Tuesday, November 19, 2013

Did OSU Researchers Solve the Cocktail Party Problem?

Potential Speech Recognition Breakthrough?

There is incredible news coming out of Ohio State University. Speech recognition researchers claim to be able to pick out a particular speech sound from a sound track mixed with random noise and/or other speech sounds using a deep neural network. I have my doubts about the claims but, if this is true, it would mean that they have solved a major part of the perceptual learning puzzle: the ability to focus on one thing while ignoring others. If true, it would be the biggest single breakthrough in the history of artificial intelligence research, in my opinion. That being said, I will reserve judgement until I know more about the details of the research.

7 comments:

Bill said...

Pretty sure this has already been solved. Andrew Ng from Stanford/Google talks about the cocktail party problem in his intro class on Unsupervised ML. Check out this Coursera lecture around 5:23:

http://www.youtube.com/watch?v=5km0Tx9OcIo&t=5m23s

Louis Savain said...

Bill,

Thanks for the link. Using multiple microphones is indeed a known method for solving this problem but it's a purely mathematical approach that detects differences in signal volumes between the two tracks. The OSU researchers claim to be using a neural network to process a single monaural sound track and this is what makes it amazing. Humans are pretty good at focusing on a single voice even when the sound is coming from a single source such as a TV or a radio speaker.

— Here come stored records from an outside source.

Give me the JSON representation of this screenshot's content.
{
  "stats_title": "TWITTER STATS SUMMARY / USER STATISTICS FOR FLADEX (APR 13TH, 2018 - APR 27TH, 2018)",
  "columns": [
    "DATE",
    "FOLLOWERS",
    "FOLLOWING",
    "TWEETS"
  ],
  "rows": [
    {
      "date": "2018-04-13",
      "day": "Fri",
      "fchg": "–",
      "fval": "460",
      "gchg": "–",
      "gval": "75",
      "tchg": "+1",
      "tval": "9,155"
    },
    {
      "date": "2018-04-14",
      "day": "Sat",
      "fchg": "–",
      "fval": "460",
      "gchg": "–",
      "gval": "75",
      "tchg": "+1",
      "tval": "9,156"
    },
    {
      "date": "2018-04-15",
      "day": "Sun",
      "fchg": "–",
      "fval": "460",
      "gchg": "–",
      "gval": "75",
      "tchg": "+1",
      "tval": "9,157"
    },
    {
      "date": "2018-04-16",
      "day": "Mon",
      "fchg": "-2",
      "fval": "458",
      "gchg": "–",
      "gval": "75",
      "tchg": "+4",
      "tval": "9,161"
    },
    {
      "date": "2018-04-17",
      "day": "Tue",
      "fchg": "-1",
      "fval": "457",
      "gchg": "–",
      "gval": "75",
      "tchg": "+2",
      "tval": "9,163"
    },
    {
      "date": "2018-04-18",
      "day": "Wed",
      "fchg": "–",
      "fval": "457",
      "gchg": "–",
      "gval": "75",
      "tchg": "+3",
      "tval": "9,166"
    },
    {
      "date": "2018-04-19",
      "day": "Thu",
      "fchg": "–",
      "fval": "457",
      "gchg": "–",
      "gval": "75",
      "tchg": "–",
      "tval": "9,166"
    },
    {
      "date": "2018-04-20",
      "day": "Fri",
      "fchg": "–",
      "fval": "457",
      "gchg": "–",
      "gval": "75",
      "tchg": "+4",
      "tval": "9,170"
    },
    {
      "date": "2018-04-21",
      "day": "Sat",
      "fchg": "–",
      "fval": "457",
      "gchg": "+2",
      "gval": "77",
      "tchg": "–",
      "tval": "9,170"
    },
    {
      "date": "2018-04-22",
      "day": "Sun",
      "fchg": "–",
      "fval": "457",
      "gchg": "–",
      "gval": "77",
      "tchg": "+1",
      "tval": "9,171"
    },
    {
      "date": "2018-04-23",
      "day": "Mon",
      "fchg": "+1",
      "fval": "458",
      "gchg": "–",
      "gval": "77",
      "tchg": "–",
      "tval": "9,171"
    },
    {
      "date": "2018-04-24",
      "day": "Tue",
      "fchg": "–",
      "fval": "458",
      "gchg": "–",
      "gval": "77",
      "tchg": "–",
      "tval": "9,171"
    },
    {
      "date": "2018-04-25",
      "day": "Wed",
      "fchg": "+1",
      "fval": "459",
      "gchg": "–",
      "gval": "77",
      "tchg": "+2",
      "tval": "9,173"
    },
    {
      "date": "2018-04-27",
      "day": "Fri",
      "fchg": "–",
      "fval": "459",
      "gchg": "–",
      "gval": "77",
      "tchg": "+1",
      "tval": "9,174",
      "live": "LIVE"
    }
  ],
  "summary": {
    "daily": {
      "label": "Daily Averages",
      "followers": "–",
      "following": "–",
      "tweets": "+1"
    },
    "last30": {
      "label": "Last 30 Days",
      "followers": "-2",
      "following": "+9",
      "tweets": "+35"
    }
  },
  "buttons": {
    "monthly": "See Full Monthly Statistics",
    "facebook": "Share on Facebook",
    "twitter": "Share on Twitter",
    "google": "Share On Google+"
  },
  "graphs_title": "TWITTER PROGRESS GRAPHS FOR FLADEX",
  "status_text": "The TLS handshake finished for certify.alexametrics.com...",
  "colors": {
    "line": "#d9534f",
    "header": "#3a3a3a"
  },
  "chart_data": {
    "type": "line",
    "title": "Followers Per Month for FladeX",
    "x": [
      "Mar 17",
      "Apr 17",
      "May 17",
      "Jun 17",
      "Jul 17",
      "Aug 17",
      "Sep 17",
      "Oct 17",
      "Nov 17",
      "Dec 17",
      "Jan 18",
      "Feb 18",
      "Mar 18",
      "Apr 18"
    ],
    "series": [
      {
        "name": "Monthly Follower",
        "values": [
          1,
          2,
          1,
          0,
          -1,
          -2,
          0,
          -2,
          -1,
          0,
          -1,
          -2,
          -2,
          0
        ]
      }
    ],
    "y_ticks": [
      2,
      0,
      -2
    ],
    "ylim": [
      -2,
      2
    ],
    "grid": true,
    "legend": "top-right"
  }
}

What's even more amazing with the OSU announcement is that their technology seems to be at least an order of magnitude better than the human brain. I'm pretty sure there is something they are not telling us.

Bill said...

Here is the OSU paper. I'm reading it now:

http://www.cse.ohio-state.edu/~wangyuxu/papers/Wang-Wang.NIPS12.pdf

Bill said...

BTW, humans use two "microphones" called ears! ;-)

Louis Savain said...

Yeah, there is no question that having two ears helps a lot in real world situations but it does not help if you're listening to a mono recording of a conversation with overlapping voices and background noises. The human brain is still pretty good at focusing on one voice (or any particular sound source) at a time in such situations. Current state of the art recognizers get totally confused.

Bill said...

Good point. What did you think of the paper?

Louis Savain said...

Bill, after reading just the introduction and the conclusion (I refuse to wade through the math) of their paper, I now think they're faking it to a great extent. I don't believe that the demo they released contained actual speech sounds in the background but unintelligible speech sounding noises. It is possible to use a predictive algorithm to discern between gobbledygook and actual speech that is predictable.

If I'm right, they will definitely get some flak for this. Although I don't think they have a true cocktail party breakthrough, I think their technology will still be very useful for noise reduction in hearing aids and smartphones.